A daylight photo and a moonlit poem: I wonder how that came about? I guess we must have been beach-combing in the moonlight. It’s so long ago that I have forgotten the links between photo and poem. That said, Clare and I had spent a couple of weeks together in Santander (Spain) the previous summer, when we got engaged.

‘O bahía de Santander: tan bella bajo la luna’ / “oh Bay of Santander, so beautiful beneath the moon” as the Santander poet Gerardo Diego writes. And yes, Santander under a full moon: Mataleñas, the Segunda Playa, Jardines del Piquío, La Magdalena, the Bay of Santander itself, with Peña Cabarga in the background … there is something about beaches and midnight and moonlight which transcends the warmth of a summer’s day. It’s a sort of Midnight Magic that creates a madness of wonder in the blood. Imagine: all those silver fish, swimming their underwater roads, and rising to the surface, to ripple softly along the moon-path. Wander-lust / wonder-lust: sometimes buried words will not rise to the surface and those oh-so-precious moments of supreme poetry are lost among street lights, advertisements for this and that, street signs and the sort of stop signs that stop you and numb your mind into the dumb acceptance of daily reality: la vie quotidienne.

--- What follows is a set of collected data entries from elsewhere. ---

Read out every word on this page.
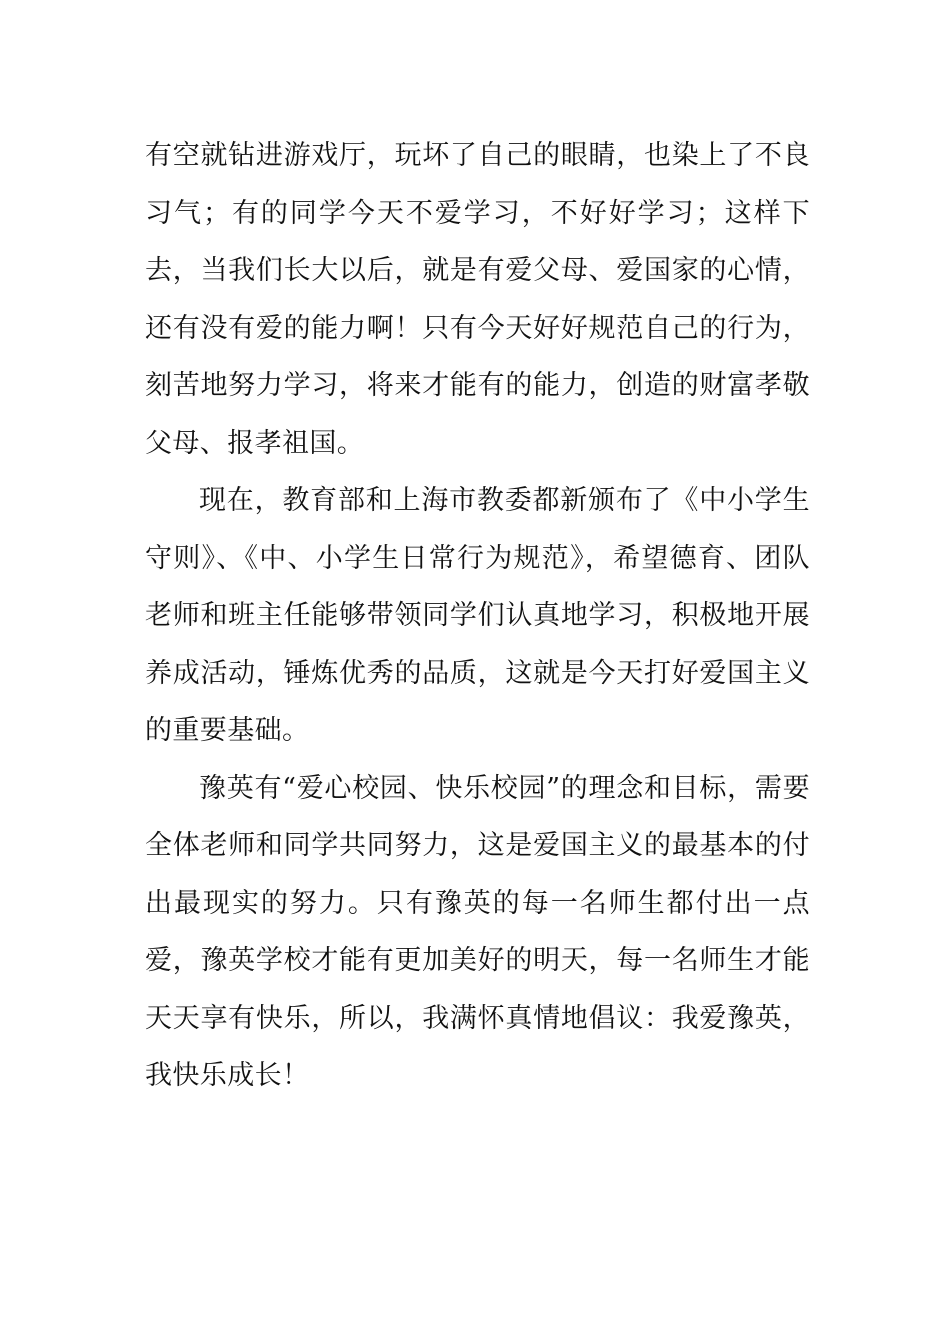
有空就钻进游戏厅，玩坏了自己的眼睛，也染上了不良习气；有的同学今天不爱学习，不好好学习；这样下去，当我们长大以后，就是有爱父母、爱国家的心情，还有没有爱的能力啊！只有今天好好规范自己的行为，刻苦地努力学习，将来才能有的能力，创造的财富孝敬父母、报孝祖国。

现在，教育部和上海市教委都新颁布了《中小学生守则》、《中、小学生日常行为规范》，希望德育、团队老师和班主任能够带领同学们认真地学习，积极地开展养成活动，锤炼优秀的品质，这就是今天打好爱国主义的重要基础。

豫英有“爱心校园、快乐校园”的理念和目标，需要全体老师和同学共同努力，这是爱国主义的最基本的付出最现实的努力。只有豫英的每一名师生都付出一点爱，豫英学校才能有更加美好的明天，每一名师生才能天天享有快乐，所以，我满怀真情地倡议：我爱豫英，我快乐成长！
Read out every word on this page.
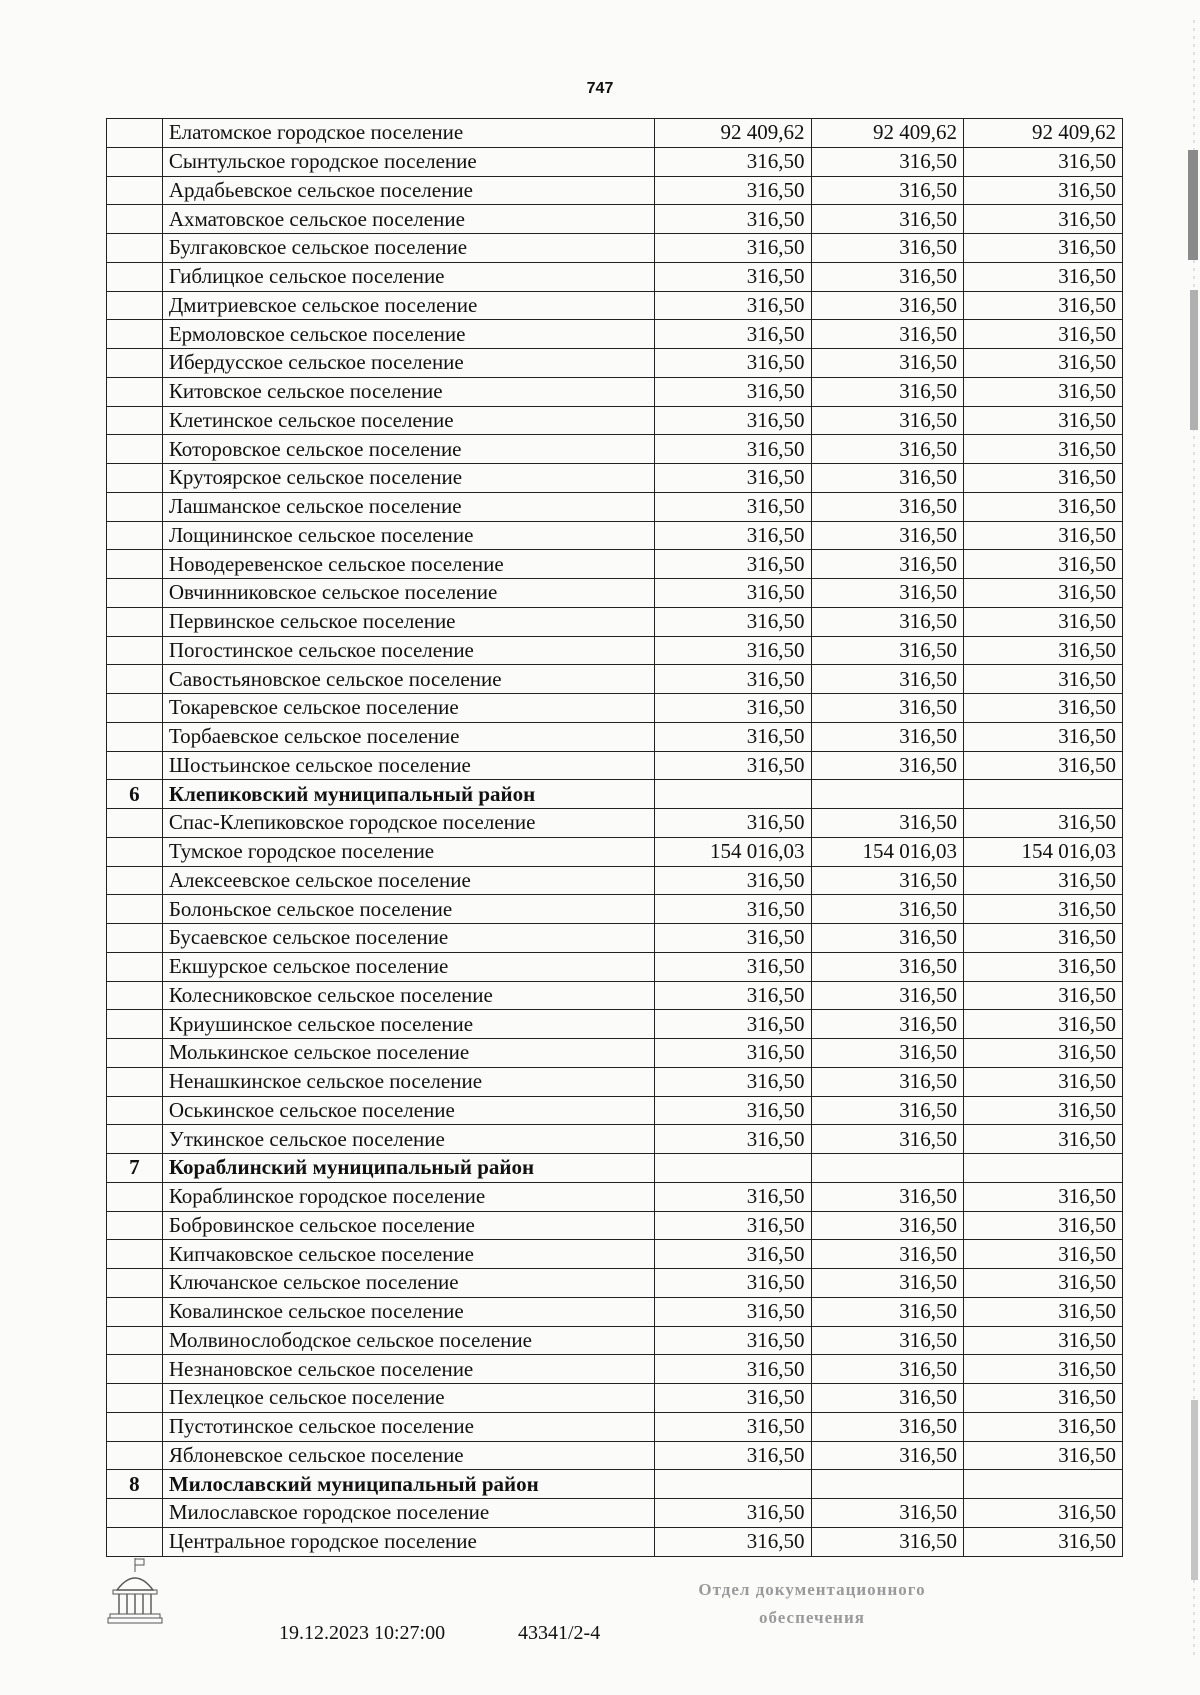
747
	Елатомское городское поселение	92 409,62	92 409,62	92 409,62
	Сынтульское городское поселение	316,50	316,50	316,50
	Ардабьевское сельское поселение	316,50	316,50	316,50
	Ахматовское сельское поселение	316,50	316,50	316,50
	Булгаковское сельское поселение	316,50	316,50	316,50
	Гиблицкое сельское поселение	316,50	316,50	316,50
	Дмитриевское сельское поселение	316,50	316,50	316,50
	Ермоловское сельское поселение	316,50	316,50	316,50
	Ибердусское сельское поселение	316,50	316,50	316,50
	Китовское сельское поселение	316,50	316,50	316,50
	Клетинское сельское поселение	316,50	316,50	316,50
	Которовское сельское поселение	316,50	316,50	316,50
	Крутоярское сельское поселение	316,50	316,50	316,50
	Лашманское сельское поселение	316,50	316,50	316,50
	Лощининское сельское поселение	316,50	316,50	316,50
	Новодеревенское сельское поселение	316,50	316,50	316,50
	Овчинниковское сельское поселение	316,50	316,50	316,50
	Первинское сельское поселение	316,50	316,50	316,50
	Погостинское сельское поселение	316,50	316,50	316,50
	Савостьяновское сельское поселение	316,50	316,50	316,50
	Токаревское сельское поселение	316,50	316,50	316,50
	Торбаевское сельское поселение	316,50	316,50	316,50
	Шостьинское сельское поселение	316,50	316,50	316,50
6	Клепиковский муниципальный район			
	Спас-Клепиковское городское поселение	316,50	316,50	316,50
	Тумское городское поселение	154 016,03	154 016,03	154 016,03
	Алексеевское сельское поселение	316,50	316,50	316,50
	Болоньское сельское поселение	316,50	316,50	316,50
	Бусаевское сельское поселение	316,50	316,50	316,50
	Екшурское сельское поселение	316,50	316,50	316,50
	Колесниковское сельское поселение	316,50	316,50	316,50
	Криушинское сельское поселение	316,50	316,50	316,50
	Молькинское сельское поселение	316,50	316,50	316,50
	Ненашкинское сельское поселение	316,50	316,50	316,50
	Оськинское сельское поселение	316,50	316,50	316,50
	Уткинское сельское поселение	316,50	316,50	316,50
7	Кораблинский муниципальный район			
	Кораблинское городское поселение	316,50	316,50	316,50
	Бобровинское сельское поселение	316,50	316,50	316,50
	Кипчаковское сельское поселение	316,50	316,50	316,50
	Ключанское сельское поселение	316,50	316,50	316,50
	Ковалинское сельское поселение	316,50	316,50	316,50
	Молвинослободское сельское поселение	316,50	316,50	316,50
	Незнановское сельское поселение	316,50	316,50	316,50
	Пехлецкое сельское поселение	316,50	316,50	316,50
	Пустотинское сельское поселение	316,50	316,50	316,50
	Яблоневское сельское поселение	316,50	316,50	316,50
8	Милославский муниципальный район			
	Милославское городское поселение	316,50	316,50	316,50
	Центральное городское поселение	316,50	316,50	316,50
19.12.2023 10:27:00	43341/2-4
Отдел документационного
обеспечения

Memories: will they all vanish with us when we go? Of course they will. Many are fading now as we sit here at our desks, in our offices, before our computer screens. The grey screen hustle and bustle pushes memories, light and bright, back into the darkest corners. Where do I get off the bus, the train? Which number is it? Where is the office? Who am I meeting today and at what time? Did I shut the door behind me? Did I pack the children’s lunch? Did I let the cat out? And if so, out of which bag?

passionless not meaningless
the way I take your hand
tomorrow night not even we
will ever understand
the conflicts of this moonlit beach
the warmth of this sea-licked sand

PS. There, see, I told you I couldn’t read my own handwriting. Kiss / take; night / sand. Oh dear, the old grey cells are playing chess with my mind again: P-K4 / e2-e4 … whatever next? Well, I warned you!!!!